Oh, Steph. Ugh. And hugs--virtual ones.


Ginger - Oct 09, 2007 8:43:30 am PDT #9092 of 10001
"It didn't taste good. It tasted soooo horrible. It tasted like....a vodka martini." - Matilda

Even though #5 also lists Three's A Company as a favorite show and "Cold Play" as a favorite band?

That may be a deal killer.


Polter-Cow - Oct 09, 2007 8:44:18 am PDT #9093 of 10001
What else besides ramen can you scoop? YOU CAN SCOOP THIS WORLD FROM DARKNESS!
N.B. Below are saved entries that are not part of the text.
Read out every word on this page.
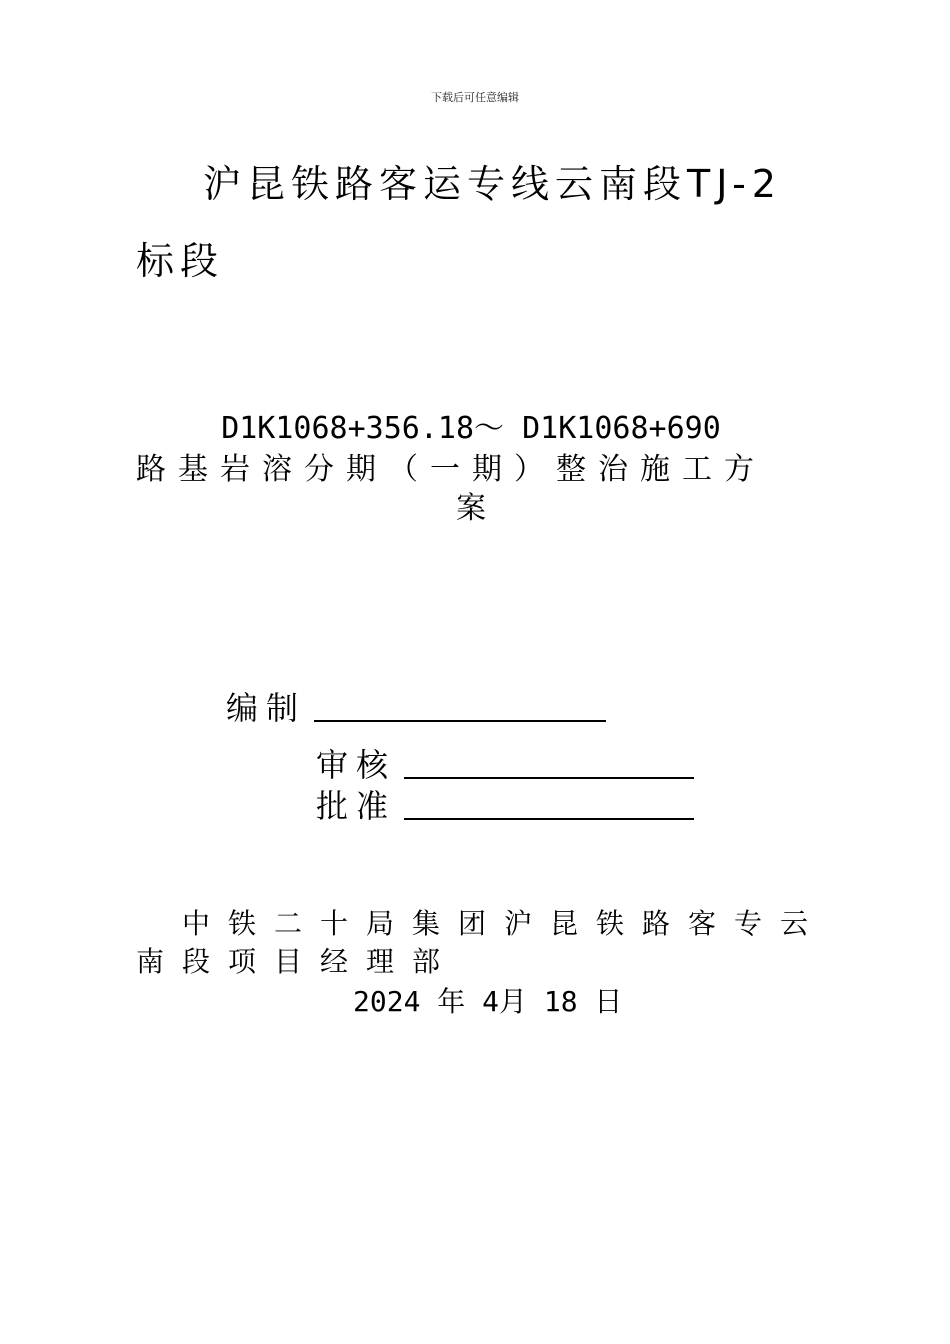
下载后可任意编辑
沪昆铁路客运专线云南段TJ-2
标段
D1K1068+356.18～ D1K1068+690
路基岩溶分期（一期）整治施工方
案
编制
审核
批准
中铁二十局集团沪昆铁路客专云
南段项目经理部
2024 年 4月 18 日
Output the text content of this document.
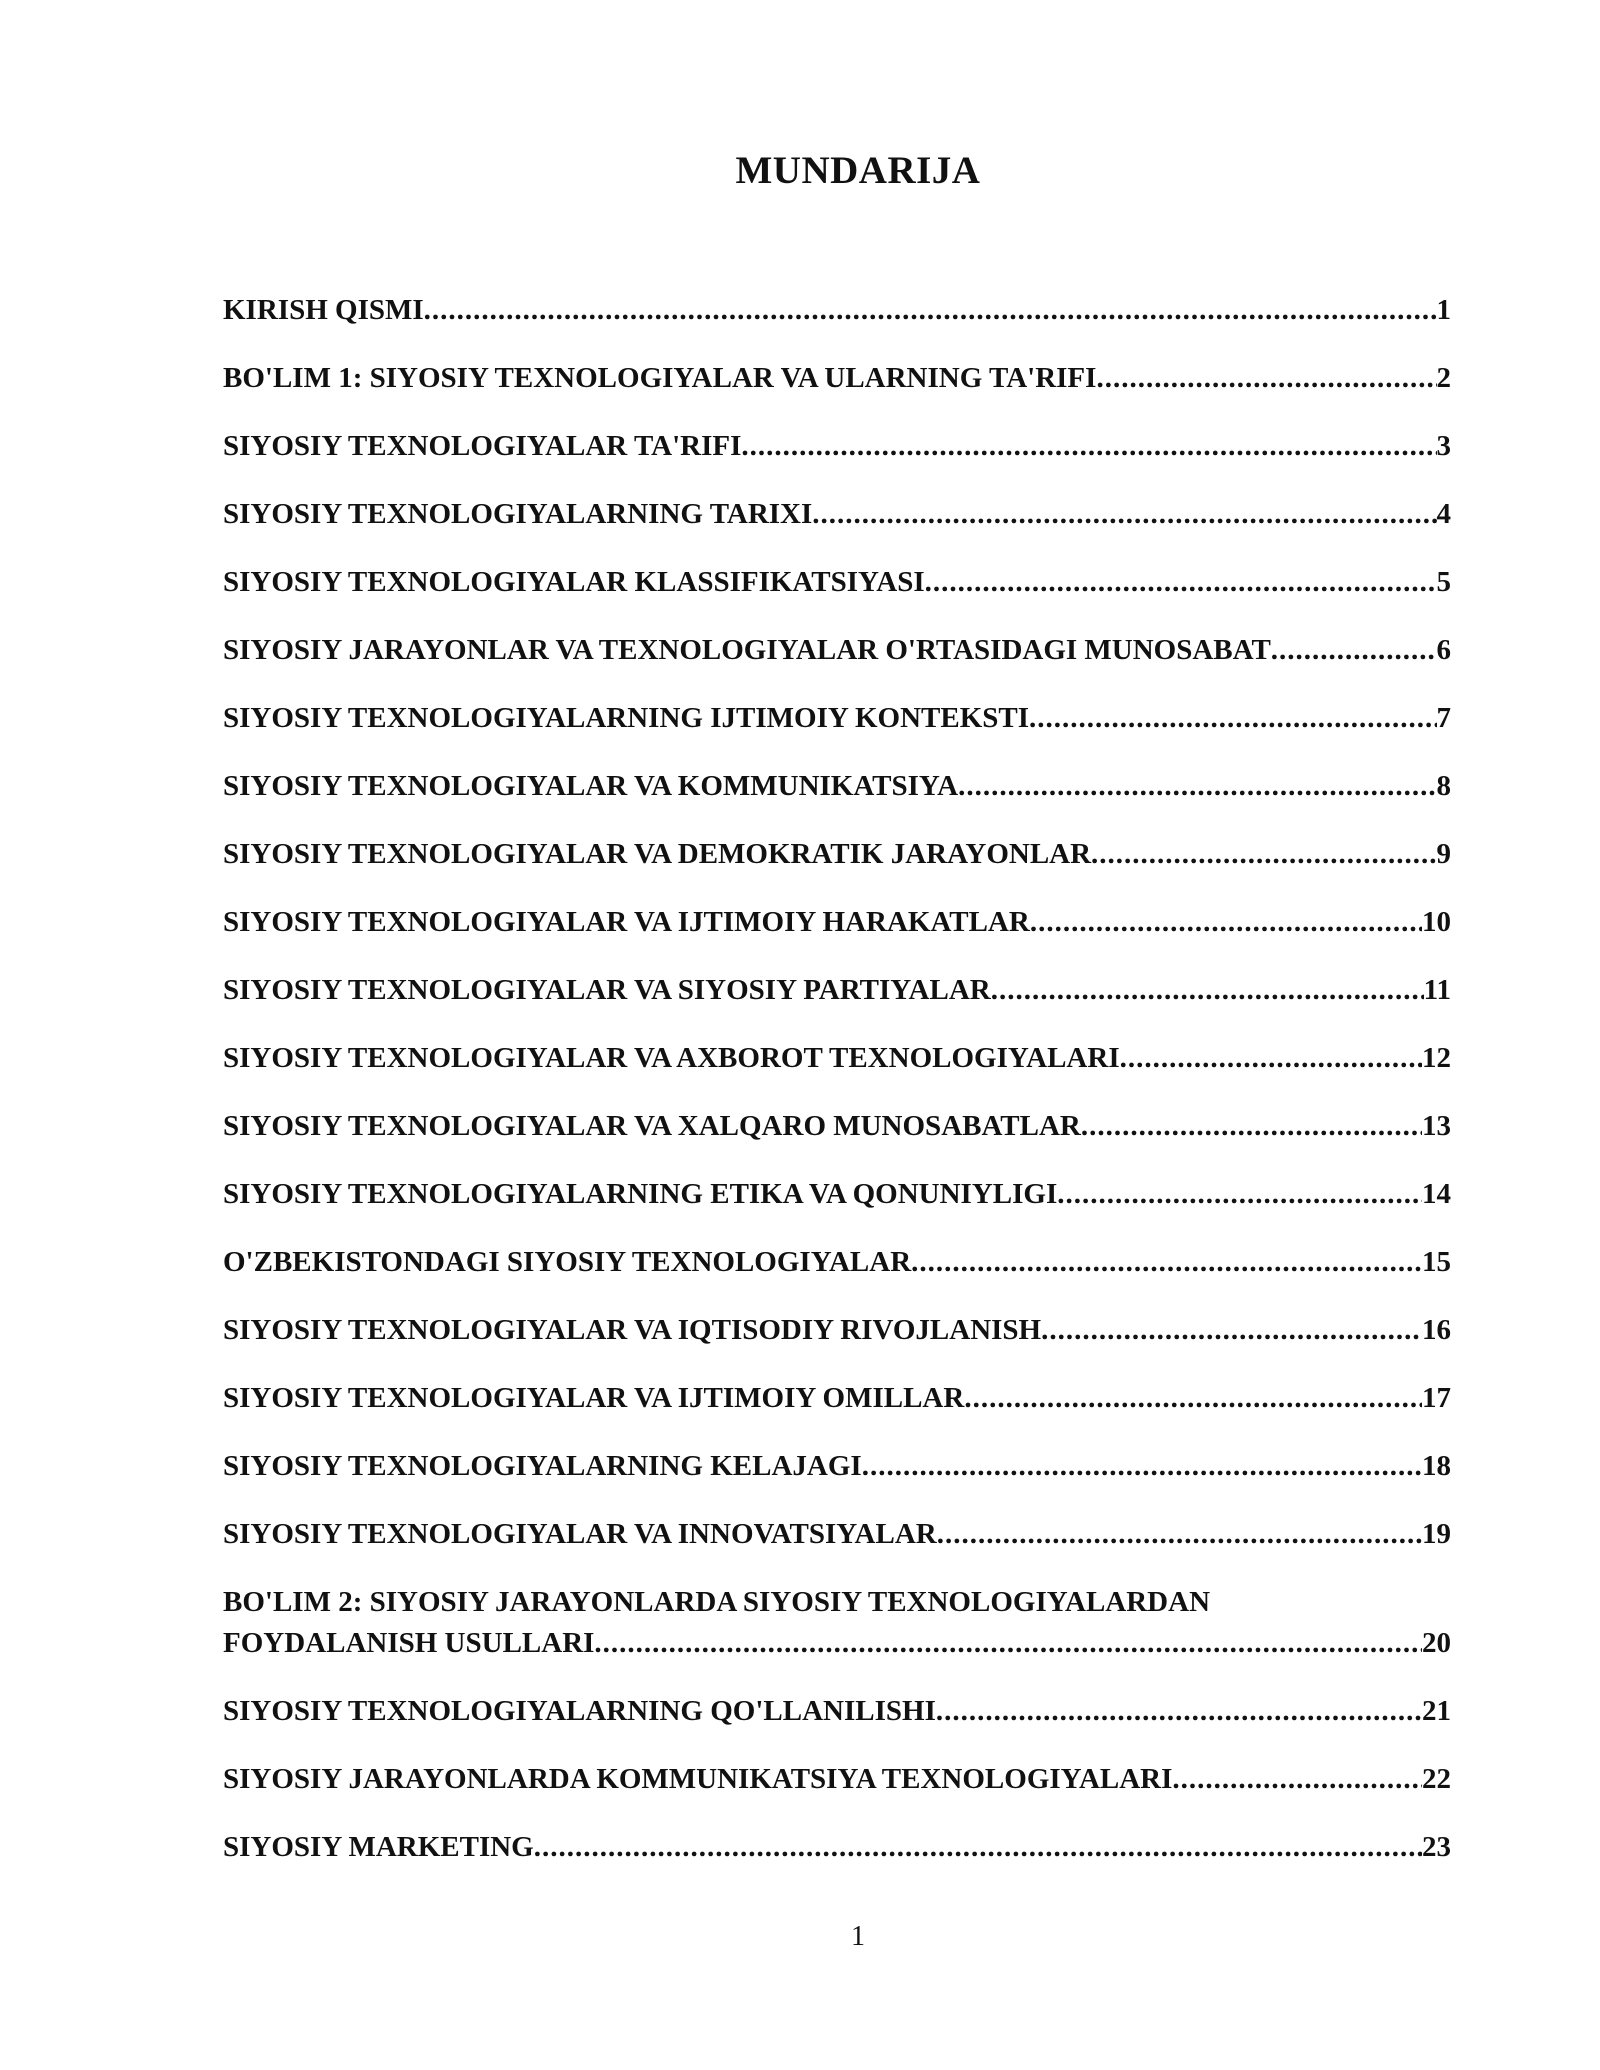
MUNDARIJA
KIRISH QISMI .....	1
BO'LIM 1: SIYOSIY TEXNOLOGIYALAR VA ULARNING TA'RIFI .....	2
SIYOSIY TEXNOLOGIYALAR TA'RIFI .....	3
SIYOSIY TEXNOLOGIYALARNING TARIXI .....	4
SIYOSIY TEXNOLOGIYALAR KLASSIFIKATSIYASI .....	5
SIYOSIY JARAYONLAR VA TEXNOLOGIYALAR O'RTASIDAGI MUNOSABAT .....	6
SIYOSIY TEXNOLOGIYALARNING IJTIMOIY KONTEKSTI .....	7
SIYOSIY TEXNOLOGIYALAR VA KOMMUNIKATSIYA .....	8
SIYOSIY TEXNOLOGIYALAR VA DEMOKRATIK JARAYONLAR .....	9
SIYOSIY TEXNOLOGIYALAR VA IJTIMOIY HARAKATLAR .....	10
SIYOSIY TEXNOLOGIYALAR VA SIYOSIY PARTIYALAR .....	11
SIYOSIY TEXNOLOGIYALAR VA AXBOROT TEXNOLOGIYALARI .....	12
SIYOSIY TEXNOLOGIYALAR VA XALQARO MUNOSABATLAR .....	13
SIYOSIY TEXNOLOGIYALARNING ETIKA VA QONUNIYLIGI .....	14
O'ZBEKISTONDAGI SIYOSIY TEXNOLOGIYALAR .....	15
SIYOSIY TEXNOLOGIYALAR VA IQTISODIY RIVOJLANISH .....	16
SIYOSIY TEXNOLOGIYALAR VA IJTIMOIY OMILLAR .....	17
SIYOSIY TEXNOLOGIYALARNING KELAJAGI .....	18
SIYOSIY TEXNOLOGIYALAR VA INNOVATSIYALAR .....	19
BO'LIM 2: SIYOSIY JARAYONLARDA SIYOSIY TEXNOLOGIYALARDAN
FOYDALANISH USULLARI .....	20
SIYOSIY TEXNOLOGIYALARNING QO'LLANILISHI .....	21
SIYOSIY JARAYONLARDA KOMMUNIKATSIYA TEXNOLOGIYALARI .....	22
SIYOSIY MARKETING .....	23
1
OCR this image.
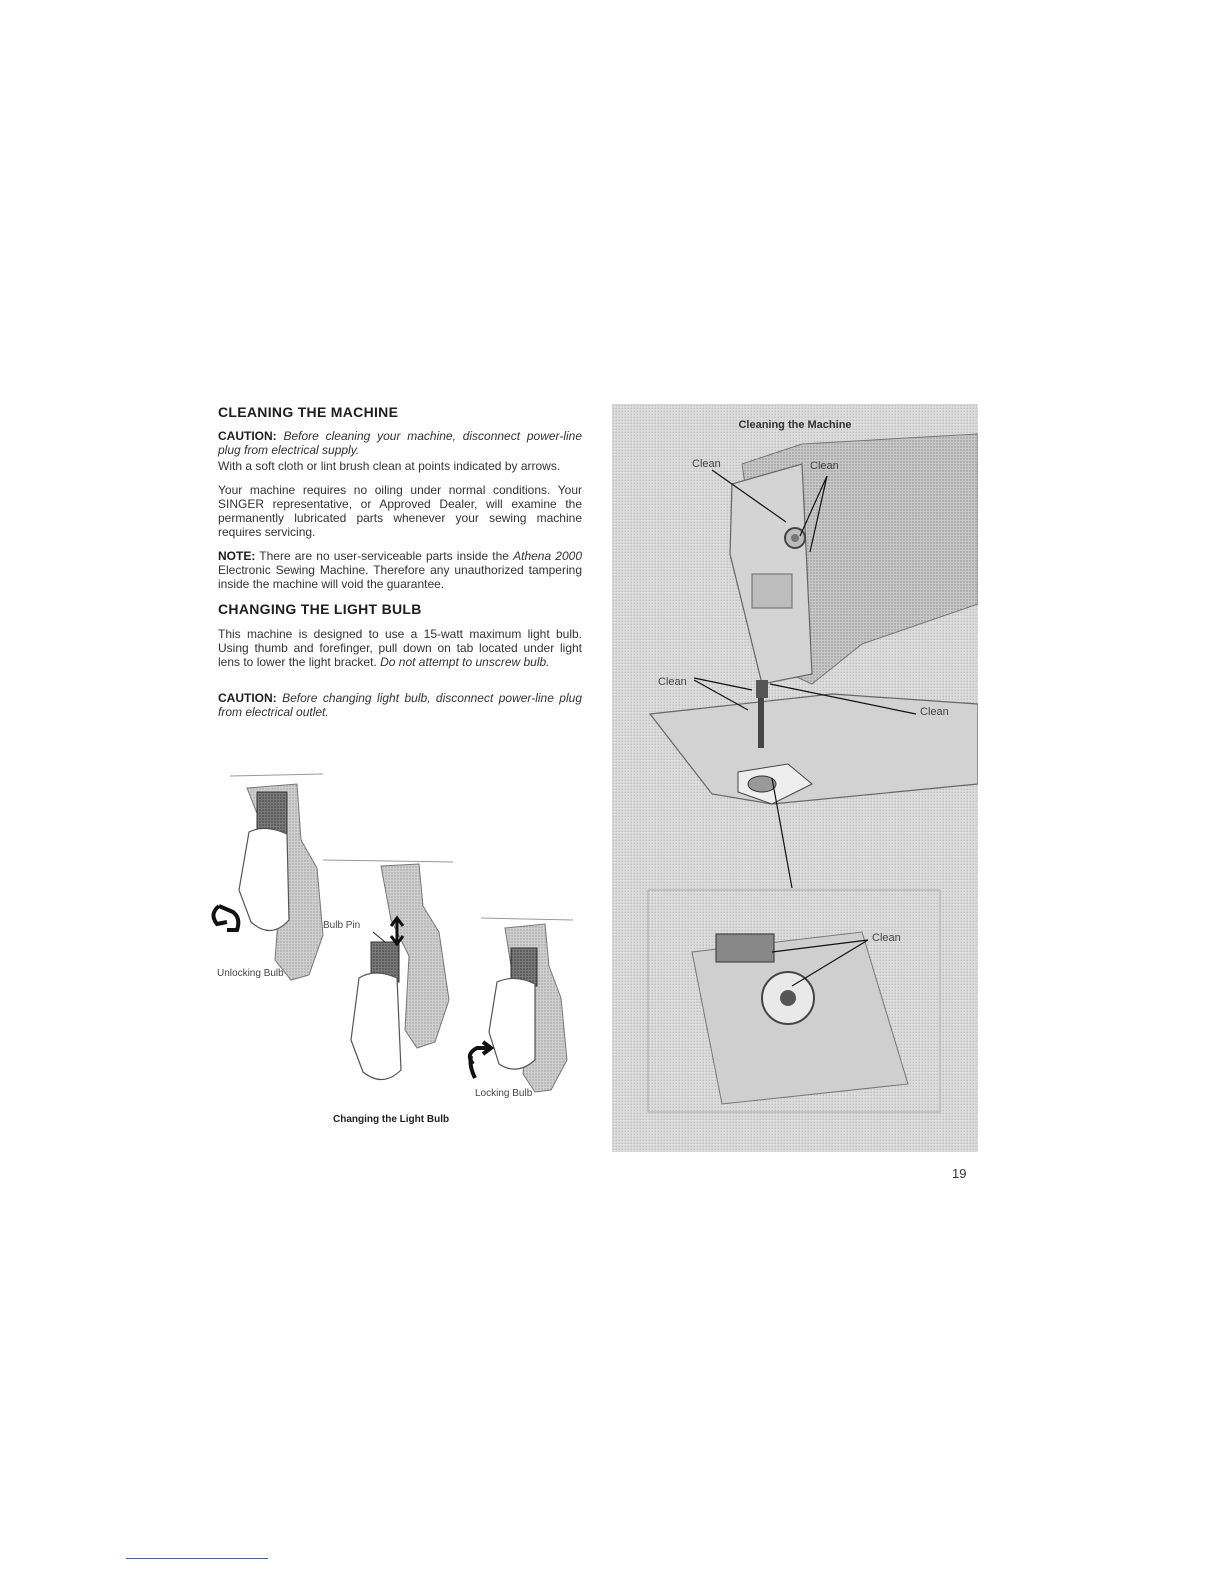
CLEANING THE MACHINE

CAUTION: Before cleaning your machine, disconnect power-line plug from electrical supply.

With a soft cloth or lint brush clean at points indicated by arrows.

Your machine requires no oiling under normal conditions. Your SINGER representative, or Approved Dealer, will examine the permanently lubricated parts whenever your sewing machine requires servicing.

NOTE: There are no user-serviceable parts inside the Athena 2000 Electronic Sewing Machine. Therefore any unauthorized tampering inside the machine will void the guarantee.

CHANGING THE LIGHT BULB

This machine is designed to use a 15-watt maximum light bulb. Using thumb and forefinger, pull down on tab located under light lens to lower the light bracket. Do not attempt to unscrew bulb.

CAUTION: Before changing light bulb, disconnect power-line plug from electrical outlet.

Unlocking Bulb
Bulb Pin
Locking Bulb
Changing the Light Bulb
Cleaning the Machine
Clean	Clean
Clean
Clean
Clean
19
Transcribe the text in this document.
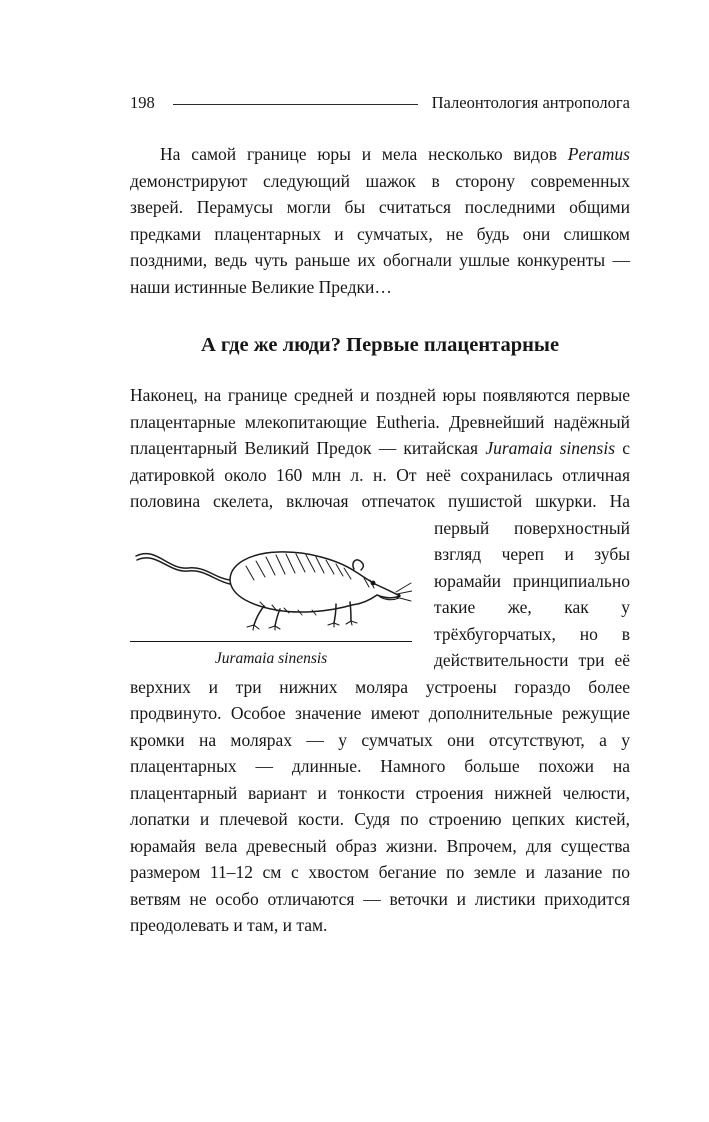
198	Палеонтология антрополога

На самой границе юры и мела несколько видов Peramus демонстрируют следующий шажок в сторону современных зверей. Перамусы могли бы считаться последними общими предками плацентарных и сумчатых, не будь они слишком поздними, ведь чуть раньше их обогнали ушлые конкуренты — наши истинные Великие Предки…

А где же люди? Первые плацентарные

Наконец, на границе средней и поздней юры появляются первые плацентарные млекопитающие Eutheria. Древнейший надёжный плацентарный Великий Предок — китайская Juramaia sinensis с датировкой около 160 млн л. н. От неё сохранилась отличная половина скелета, включая отпечаток пушистой шкурки. На первый поверхностный
Juramaia sinensis
взгляд череп и зубы юрамайи принципиально такие же, как у трёхбугорчатых, но в действительности три её верхних и три нижних моляра устроены гораздо более продвинуто. Особое значение имеют дополнительные режущие кромки на молярах — у сумчатых они отсутствуют, а у плацентарных — длинные. Намного больше похожи на плацентарный вариант и тонкости строения нижней челюсти, лопатки и плечевой кости. Судя по строению цепких кистей, юрамайя вела древесный образ жизни. Впрочем, для существа размером 11–12 см с хвостом бегание по земле и лазание по ветвям не особо отличаются — веточки и листики приходится преодолевать и там, и там.
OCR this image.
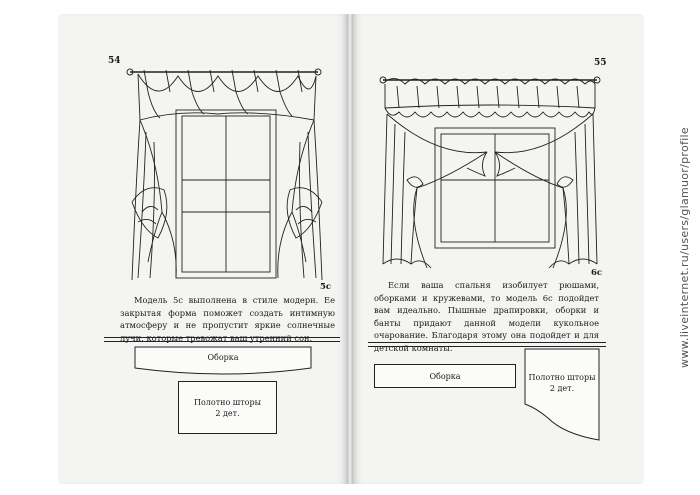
54
5с
Модель 5с выполнена в стиле модерн. Ее закрытая форма поможет создать интимную атмосферу и не пропустит яркие солнечные лучи, которые тревожат ваш утренний сон.
Оборка
Полотно шторы
2 дет.
55
6с
Если ваша спальня изобилует рюшами, оборками и кружевами, то модель 6с подойдет вам идеально. Пышные драпировки, оборки и банты придают данной модели кукольное очарование. Благодаря этому она подойдет и для детской комнаты.
Оборка	Полотно шторы
2 дет.
www.liveinternet.ru/users/glamuor/profile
Note: I actually do like Coldplay.

Just not Cold Play, who do not exist.


Vortex - Oct 09, 2007 8:44:49 am PDT #9094 of 10001
"Cry havoc and let slip the boobs of war!" -- Miracleman

...God, what does it say about me that apostrophe abuse might be a dealbreaker?

That you're a Buffista?

or you're sitting next to me on a bench holding a red pen? Not really, my marking pen is purple, it's less pejorative that way, I think.